The Administrative section.
- You're the examiner. If you have help, or someone helped you in your work, they should be listed too. Co-workers, subcontractors, etc.
- The requestor is the case agent, investigator, or the client. The person who asked you to do the work.
- Every item of evidence must have a unique identifier.
- Every item received must be controlled and it's chain of custody tracked. If others accessed the item, their names would be in the evidence control report / list. DEMS and cloud storage solutions like Evidence.com can easily do this and produce a report.
- What was it that you were asked to do, in plain terms. For example, "Given evidence item #XXX, for date/time/camera, I was asked to determine the vehicle's make/model/year" - comparative analysis / content analysis. Or, "Given evidence item #XXX, for date/time/camera, I was asked to estimate the unknown subject's height" - photogrammetry. Or, "Given image evidence item #XXY-X, retrieved from evidence item #XXY (see attached report), I was asked to determine if the image's contextual information had been altered" - authentication.
- Provide an abstract of the test and the results - a brief overview of what was done and what the results were (with references to appropriate page numbers).
- What tools did you use - hardware / software? You may want to include a statement as to each and their purpose / fitness for that purpose. As an example, I use Amped Five. Amped Five is fit for the purpose of conducting image science experiments as it is operationalized from peer-reviewed / published image science. It's processing reports include the source documentation.
- Your proposed workflow. What will guide your work? Can you document it easily? Does your processing report follow this methodology? Hint, it should. Here's my workflow for Photogrammetry, Content Analysis, and Comparative Analysis. You can find it originally in my book, Forensic Photoshop. It's what I use when I work as an analyst. It's what I teach.
Limitations / Delimitations
- Delimitations are the bounds within which your work will be conducted. I will test the image. I won't test the device that created the image.
- With DME, there are a ton of limitations in the data. If the tested question is, what is license plate, and a macro block analysis determines that there is no original data in the area of the license plate, then that is a limitation. If the tested question is, what is the speed of the vehicle, and you don't have access to the DVR, then that is a huge limitation. Limitations must be stated.
- Personnel issues should also be listed. Did someone else start the work that you completed? Was another person employed on the case for a specific reason? Did something limit their involvement? If the question involves the need to measure camera height at a scene, and you can't climb a ladder so you mitigated that in some way, list it.
- These are the steps performed and the settings used.

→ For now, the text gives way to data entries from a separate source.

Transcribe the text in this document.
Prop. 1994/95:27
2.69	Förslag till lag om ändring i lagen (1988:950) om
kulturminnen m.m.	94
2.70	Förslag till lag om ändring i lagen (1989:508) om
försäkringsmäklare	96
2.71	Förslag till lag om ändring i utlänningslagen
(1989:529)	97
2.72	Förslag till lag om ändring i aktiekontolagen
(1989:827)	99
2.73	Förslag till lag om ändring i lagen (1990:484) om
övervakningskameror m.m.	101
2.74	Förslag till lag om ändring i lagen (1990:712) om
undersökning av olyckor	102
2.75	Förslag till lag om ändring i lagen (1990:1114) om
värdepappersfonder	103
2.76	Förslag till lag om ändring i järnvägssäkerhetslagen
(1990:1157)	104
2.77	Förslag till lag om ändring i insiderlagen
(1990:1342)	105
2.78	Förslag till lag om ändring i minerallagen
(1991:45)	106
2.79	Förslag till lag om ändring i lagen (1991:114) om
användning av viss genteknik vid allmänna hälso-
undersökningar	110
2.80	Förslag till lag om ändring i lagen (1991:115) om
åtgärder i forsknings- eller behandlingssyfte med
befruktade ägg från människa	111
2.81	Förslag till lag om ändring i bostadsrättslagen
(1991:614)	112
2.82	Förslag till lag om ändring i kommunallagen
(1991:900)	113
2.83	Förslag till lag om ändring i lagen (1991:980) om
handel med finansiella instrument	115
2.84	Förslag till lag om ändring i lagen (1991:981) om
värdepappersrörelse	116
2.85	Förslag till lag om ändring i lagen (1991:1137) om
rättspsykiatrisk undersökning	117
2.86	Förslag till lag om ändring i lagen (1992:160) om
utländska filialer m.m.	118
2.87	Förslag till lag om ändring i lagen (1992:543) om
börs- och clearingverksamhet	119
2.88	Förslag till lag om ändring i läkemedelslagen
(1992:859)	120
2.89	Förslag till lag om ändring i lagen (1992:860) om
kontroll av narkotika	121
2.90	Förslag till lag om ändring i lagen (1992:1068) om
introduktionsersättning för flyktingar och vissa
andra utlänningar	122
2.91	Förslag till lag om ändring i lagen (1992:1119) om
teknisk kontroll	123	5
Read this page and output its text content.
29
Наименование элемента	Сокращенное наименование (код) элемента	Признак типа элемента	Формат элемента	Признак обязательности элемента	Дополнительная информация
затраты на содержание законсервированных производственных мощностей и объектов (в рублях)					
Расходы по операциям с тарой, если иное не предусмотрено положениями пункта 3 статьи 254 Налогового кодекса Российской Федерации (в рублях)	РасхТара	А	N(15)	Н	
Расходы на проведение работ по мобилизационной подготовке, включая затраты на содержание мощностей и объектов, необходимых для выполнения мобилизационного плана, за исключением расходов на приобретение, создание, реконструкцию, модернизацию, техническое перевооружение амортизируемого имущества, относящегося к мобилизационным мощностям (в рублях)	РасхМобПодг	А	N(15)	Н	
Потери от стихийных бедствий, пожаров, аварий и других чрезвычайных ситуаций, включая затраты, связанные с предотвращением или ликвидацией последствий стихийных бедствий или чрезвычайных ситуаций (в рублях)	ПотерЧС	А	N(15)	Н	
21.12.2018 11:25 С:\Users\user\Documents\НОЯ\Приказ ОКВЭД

This section should read like a recipe so that some other person with similar training / equipment can reproduce your work. This is the essence of Section 4 of ASTM 2825. Amped FIVE Processing Report can be inserted here as it conforms to ASTM 2825-12(17).
Results / Summary
- Did you encounter any problems or errors. List them.
- How did you validate your results? Did anyone peer review your work? This can include test/retest or other such validity exams.
- Conclusions - your opinion goes here. This is the result of your test / experiment / analysis.
- List of Output File(s) / Derivatives / Demonstratives
- Examiner (your name here), along with anyone else who's work is included in the report.
- Reviewer(s) - was your completed work reviewed? Their name(s).
- Administrative Approval - did a supervisor approve of the completed exam?